The Virginia Equity in Education Coalition (VEEC) came together in 2022 in response to the Hanover County School Board’s constant attacks on transgender and nonbinary students. Since then, the coalition has expanded its mission to serve LGBTQ+ youth, as well as Black, Indigenous, and other youth of color, in a collective pursuit to ensure affirming educational environments for all.
Understanding the urgent need to protect transgender and nonbinary youth from discrimination, the coalition, which includes Equality Virginia, He She Ze and We, Side by Side Virginia, and Hanover County NAACP, has worked tirelessly to advocate for policy changes both at the local and state levels. Showing up at school board meetings alongside Hanover County parents, students, and community members, the coalition supports and empowers local advocacy efforts. Despite ruthless efforts to single out and discriminate against trans and nonbinary kids, many parents fought back.
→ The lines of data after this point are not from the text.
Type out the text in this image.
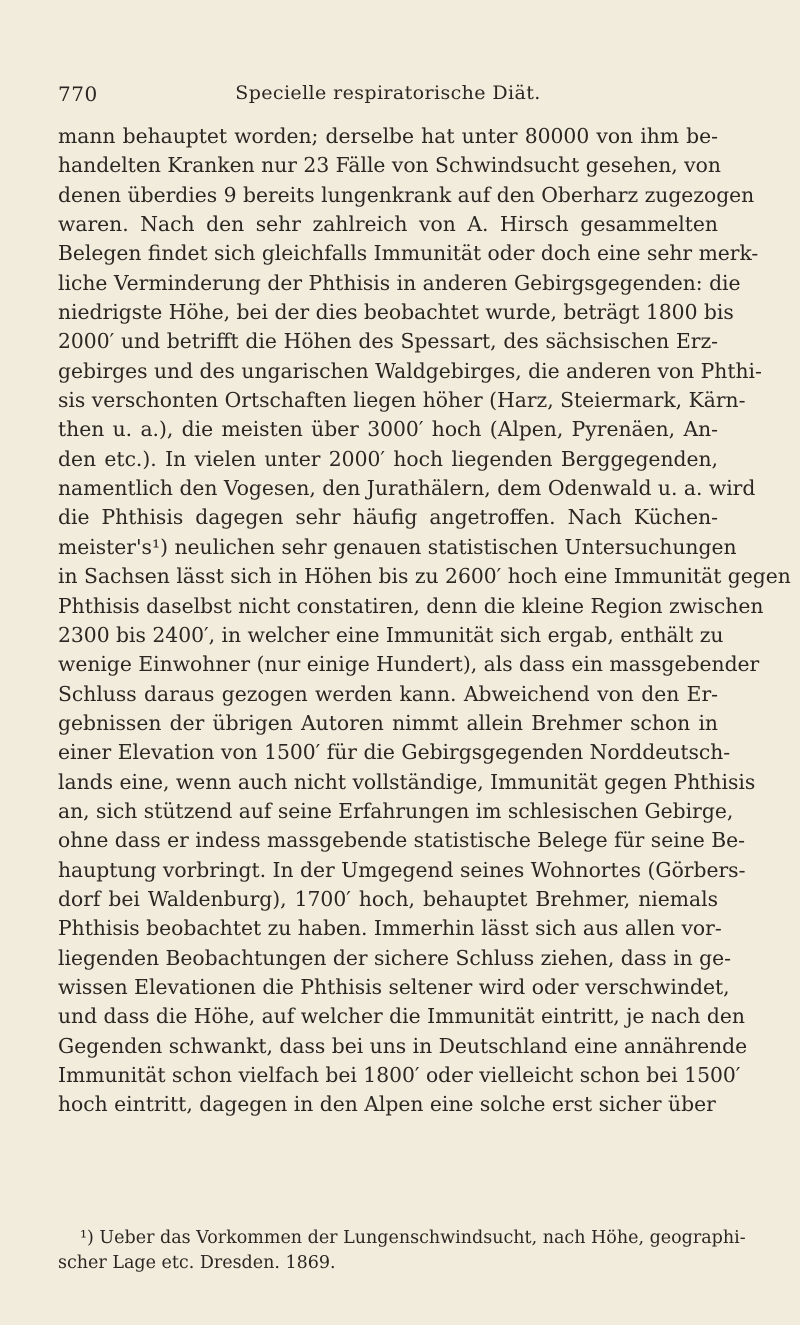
770	Specielle respiratorische Diät.
mann behauptet worden; derselbe hat unter 80000 von ihm be-
handelten Kranken nur 23 Fälle von Schwindsucht gesehen, von
denen überdies 9 bereits lungenkrank auf den Oberharz zugezogen
waren. Nach den sehr zahlreich von A. Hirsch gesammelten
Belegen findet sich gleichfalls Immunität oder doch eine sehr merk-
liche Verminderung der Phthisis in anderen Gebirgsgegenden: die
niedrigste Höhe, bei der dies beobachtet wurde, beträgt 1800 bis
2000′ und betrifft die Höhen des Spessart, des sächsischen Erz-
gebirges und des ungarischen Waldgebirges, die anderen von Phthi-
sis verschonten Ortschaften liegen höher (Harz, Steiermark, Kärn-
then u. a.), die meisten über 3000′ hoch (Alpen, Pyrenäen, An-
den etc.). In vielen unter 2000′ hoch liegenden Berggegenden,
namentlich den Vogesen, den Jurathälern, dem Odenwald u. a. wird
die Phthisis dagegen sehr häufig angetroffen. Nach Küchen-
meister's¹) neulichen sehr genauen statistischen Untersuchungen
in Sachsen lässt sich in Höhen bis zu 2600′ hoch eine Immunität gegen
Phthisis daselbst nicht constatiren, denn die kleine Region zwischen
2300 bis 2400′, in welcher eine Immunität sich ergab, enthält zu
wenige Einwohner (nur einige Hundert), als dass ein massgebender
Schluss daraus gezogen werden kann. Abweichend von den Er-
gebnissen der übrigen Autoren nimmt allein Brehmer schon in
einer Elevation von 1500′ für die Gebirgsgegenden Norddeutsch-
lands eine, wenn auch nicht vollständige, Immunität gegen Phthisis
an, sich stützend auf seine Erfahrungen im schlesischen Gebirge,
ohne dass er indess massgebende statistische Belege für seine Be-
hauptung vorbringt. In der Umgegend seines Wohnortes (Görbers-
dorf bei Waldenburg), 1700′ hoch, behauptet Brehmer, niemals
Phthisis beobachtet zu haben. Immerhin lässt sich aus allen vor-
liegenden Beobachtungen der sichere Schluss ziehen, dass in ge-
wissen Elevationen die Phthisis seltener wird oder verschwindet,
und dass die Höhe, auf welcher die Immunität eintritt, je nach den
Gegenden schwankt, dass bei uns in Deutschland eine annährende
Immunität schon vielfach bei 1800′ oder vielleicht schon bei 1500′
hoch eintritt, dagegen in den Alpen eine solche erst sicher über
¹) Ueber das Vorkommen der Lungenschwindsucht, nach Höhe, geographi-
scher Lage etc. Dresden. 1869.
Chris Berg, a Hanover dad, wrote a powerful op-ed about fighting for the rights of his nonbinary child to simply exist in school. Kelly Merrill, a Hanover-mom-turned-activist, persistently rallied the community to pack school board meetings and share messages of solidarity for transgender and nonbinary kids, including her own child.
It takes a village to build a Commonwealth where all students, including transgender and nonbinary students, can go to school without fear, stigma, and discrimination.